From the preceding code, you can see that we calculate the root decision node of the tree first by calculating the branch entropies of each attribute and determining the maximum information gain.

Now that we have the root, we can recursively repeat the process for each branch of the node and then continue to find the decision nodes until we hit the entropy of 0, that is, leaf nodes.
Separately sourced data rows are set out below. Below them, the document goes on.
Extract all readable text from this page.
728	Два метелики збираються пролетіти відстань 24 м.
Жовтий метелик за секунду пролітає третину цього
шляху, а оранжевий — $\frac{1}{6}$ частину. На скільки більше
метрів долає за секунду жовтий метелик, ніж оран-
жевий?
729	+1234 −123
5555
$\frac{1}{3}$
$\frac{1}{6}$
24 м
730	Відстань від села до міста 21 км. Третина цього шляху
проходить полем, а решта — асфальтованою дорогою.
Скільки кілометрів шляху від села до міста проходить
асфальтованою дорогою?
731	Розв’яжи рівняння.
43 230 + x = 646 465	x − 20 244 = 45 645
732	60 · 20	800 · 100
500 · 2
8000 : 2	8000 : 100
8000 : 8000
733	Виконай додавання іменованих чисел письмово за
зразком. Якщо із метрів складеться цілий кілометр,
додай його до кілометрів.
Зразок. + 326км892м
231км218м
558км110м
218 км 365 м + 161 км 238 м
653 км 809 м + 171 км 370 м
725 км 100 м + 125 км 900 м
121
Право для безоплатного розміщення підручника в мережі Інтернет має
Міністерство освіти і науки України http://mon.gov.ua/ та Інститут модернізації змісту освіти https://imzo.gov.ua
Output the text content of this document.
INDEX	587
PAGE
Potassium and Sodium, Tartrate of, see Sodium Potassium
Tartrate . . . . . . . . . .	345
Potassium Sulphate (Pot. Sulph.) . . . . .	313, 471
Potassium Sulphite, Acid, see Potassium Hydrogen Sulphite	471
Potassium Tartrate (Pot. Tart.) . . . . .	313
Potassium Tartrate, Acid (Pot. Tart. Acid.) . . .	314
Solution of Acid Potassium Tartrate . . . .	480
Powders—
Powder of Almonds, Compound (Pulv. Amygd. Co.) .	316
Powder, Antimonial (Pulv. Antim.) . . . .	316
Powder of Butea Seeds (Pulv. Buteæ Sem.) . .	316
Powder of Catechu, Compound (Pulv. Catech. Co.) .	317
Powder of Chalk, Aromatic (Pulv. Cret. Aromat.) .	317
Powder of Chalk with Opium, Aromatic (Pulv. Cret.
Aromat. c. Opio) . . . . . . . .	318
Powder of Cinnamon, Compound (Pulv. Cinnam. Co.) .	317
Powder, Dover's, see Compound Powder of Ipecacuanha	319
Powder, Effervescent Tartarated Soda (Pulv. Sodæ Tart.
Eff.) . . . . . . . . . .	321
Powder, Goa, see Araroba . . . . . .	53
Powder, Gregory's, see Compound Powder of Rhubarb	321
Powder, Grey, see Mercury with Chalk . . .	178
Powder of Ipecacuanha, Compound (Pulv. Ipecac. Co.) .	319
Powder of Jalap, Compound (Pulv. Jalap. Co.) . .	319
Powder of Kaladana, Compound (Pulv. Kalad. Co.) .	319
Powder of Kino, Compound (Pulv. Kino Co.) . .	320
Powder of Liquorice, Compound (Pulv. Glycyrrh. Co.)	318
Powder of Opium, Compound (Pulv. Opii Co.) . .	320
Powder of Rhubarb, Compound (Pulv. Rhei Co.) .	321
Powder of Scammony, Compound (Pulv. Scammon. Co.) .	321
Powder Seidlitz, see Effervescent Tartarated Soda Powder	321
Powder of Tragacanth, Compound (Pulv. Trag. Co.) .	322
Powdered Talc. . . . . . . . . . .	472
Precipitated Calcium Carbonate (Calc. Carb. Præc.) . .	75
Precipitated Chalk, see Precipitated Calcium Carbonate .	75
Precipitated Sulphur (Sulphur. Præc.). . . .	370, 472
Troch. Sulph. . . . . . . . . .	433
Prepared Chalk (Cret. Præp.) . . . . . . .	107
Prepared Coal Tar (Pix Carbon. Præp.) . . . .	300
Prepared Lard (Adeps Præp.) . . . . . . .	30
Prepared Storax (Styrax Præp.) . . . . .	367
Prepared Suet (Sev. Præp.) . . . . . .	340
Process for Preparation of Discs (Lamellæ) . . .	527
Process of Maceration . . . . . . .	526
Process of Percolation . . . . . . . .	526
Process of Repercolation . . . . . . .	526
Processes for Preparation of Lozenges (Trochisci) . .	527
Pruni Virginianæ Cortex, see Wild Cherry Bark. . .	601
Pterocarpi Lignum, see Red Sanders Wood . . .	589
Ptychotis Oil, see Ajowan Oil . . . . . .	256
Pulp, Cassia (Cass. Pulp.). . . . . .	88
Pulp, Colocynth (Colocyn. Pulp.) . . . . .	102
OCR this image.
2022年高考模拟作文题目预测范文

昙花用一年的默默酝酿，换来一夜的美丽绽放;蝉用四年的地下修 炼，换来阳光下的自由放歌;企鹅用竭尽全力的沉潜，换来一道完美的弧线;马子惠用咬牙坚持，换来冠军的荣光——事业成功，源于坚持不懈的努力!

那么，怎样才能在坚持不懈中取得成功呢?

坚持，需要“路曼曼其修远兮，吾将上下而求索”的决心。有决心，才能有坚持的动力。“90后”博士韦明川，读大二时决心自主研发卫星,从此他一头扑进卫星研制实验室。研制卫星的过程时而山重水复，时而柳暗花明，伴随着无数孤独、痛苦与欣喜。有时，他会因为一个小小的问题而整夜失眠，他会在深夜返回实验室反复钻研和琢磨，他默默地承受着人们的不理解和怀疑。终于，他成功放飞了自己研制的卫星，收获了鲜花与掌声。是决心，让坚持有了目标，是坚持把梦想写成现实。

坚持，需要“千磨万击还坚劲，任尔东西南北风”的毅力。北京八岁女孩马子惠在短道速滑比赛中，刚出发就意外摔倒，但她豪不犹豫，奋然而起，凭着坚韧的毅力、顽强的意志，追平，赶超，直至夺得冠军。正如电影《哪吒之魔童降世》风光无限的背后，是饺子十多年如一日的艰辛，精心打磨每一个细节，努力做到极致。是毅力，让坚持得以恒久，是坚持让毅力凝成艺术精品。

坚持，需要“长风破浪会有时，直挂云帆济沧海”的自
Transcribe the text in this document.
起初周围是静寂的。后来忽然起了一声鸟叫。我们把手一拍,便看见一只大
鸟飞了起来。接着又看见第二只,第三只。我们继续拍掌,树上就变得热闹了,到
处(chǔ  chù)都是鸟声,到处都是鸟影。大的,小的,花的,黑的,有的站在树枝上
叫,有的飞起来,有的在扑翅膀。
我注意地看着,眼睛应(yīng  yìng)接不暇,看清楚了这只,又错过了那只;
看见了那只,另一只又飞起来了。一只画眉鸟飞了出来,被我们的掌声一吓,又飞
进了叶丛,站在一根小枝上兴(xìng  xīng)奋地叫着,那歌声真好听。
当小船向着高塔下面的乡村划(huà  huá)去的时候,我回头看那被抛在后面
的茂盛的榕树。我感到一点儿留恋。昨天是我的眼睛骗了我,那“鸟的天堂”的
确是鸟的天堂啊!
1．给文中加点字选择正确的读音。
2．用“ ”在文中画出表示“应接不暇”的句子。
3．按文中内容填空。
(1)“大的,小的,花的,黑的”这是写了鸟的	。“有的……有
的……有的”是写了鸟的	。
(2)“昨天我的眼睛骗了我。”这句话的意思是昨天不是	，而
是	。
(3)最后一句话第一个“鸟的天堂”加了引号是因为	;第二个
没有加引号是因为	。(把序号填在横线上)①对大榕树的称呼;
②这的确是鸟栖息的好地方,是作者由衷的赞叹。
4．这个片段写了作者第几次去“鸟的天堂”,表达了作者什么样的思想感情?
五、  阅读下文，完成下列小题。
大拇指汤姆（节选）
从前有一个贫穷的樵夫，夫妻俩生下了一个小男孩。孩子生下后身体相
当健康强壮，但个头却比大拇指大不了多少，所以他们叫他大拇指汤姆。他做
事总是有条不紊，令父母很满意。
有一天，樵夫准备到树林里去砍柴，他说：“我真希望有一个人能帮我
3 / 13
This modifies our train() method as follows :

public train(trainingData, target, attributes) {
// extract all targets from data set e.g.
// Yes or No
var allTargets = uniq(map(trainingData, target));

// only Yes or No is remaining e.g. leaf node found
if (allTargets.length == 1){
return { leaf: true, value: allTargets[0] };
}

// calculate root node from current list of attributes
var currentRootNode = this.getCurrentRootNode(
trainingData, target, attributes);

// form node for current root
var node: any = { name: currentRootNode, leaf: false };

// remove currentRootNode from list of all attributes
// e.g. remove creditScore or whatever the root node was
// from the entire list of attributes
var remainingAttributes = without(attributes, currentRootNode);

// get unique branch names for currentRootNode
// e.g creditScore has the branches Excellent, Good,
// Average, Poor
var branches = uniq(map(trainingData, currentRootNode));

// recursively repeat the process for each branch
node.branches = map(branches, (branch) => {

// take each branch training data
// e.g. training data where creditScore is Excellent
var branchTrainingData = filter(trainingData, [currentRootNode,
branch]);

// create node for each branch
var branch: any = { name: branch, leaf: false };

// initialize branches for node
branch.branches = [];

// train and push data to subbranch
branch.branches.push(this.train(
branchTrainingData, target, remainingAttributes));

// return branch as a child of parent node
return branch;
});

return node;
}

With that, the train() method:

  1. Takes the input training data, the target attribute, and the attributes list.
  2. Gets the current root attribute by calculating the maximum information gain at each of the branch of the attribute and creates the root node of the tree.
  3. Pushes the recursively generated sub-tree into the branches of the root node.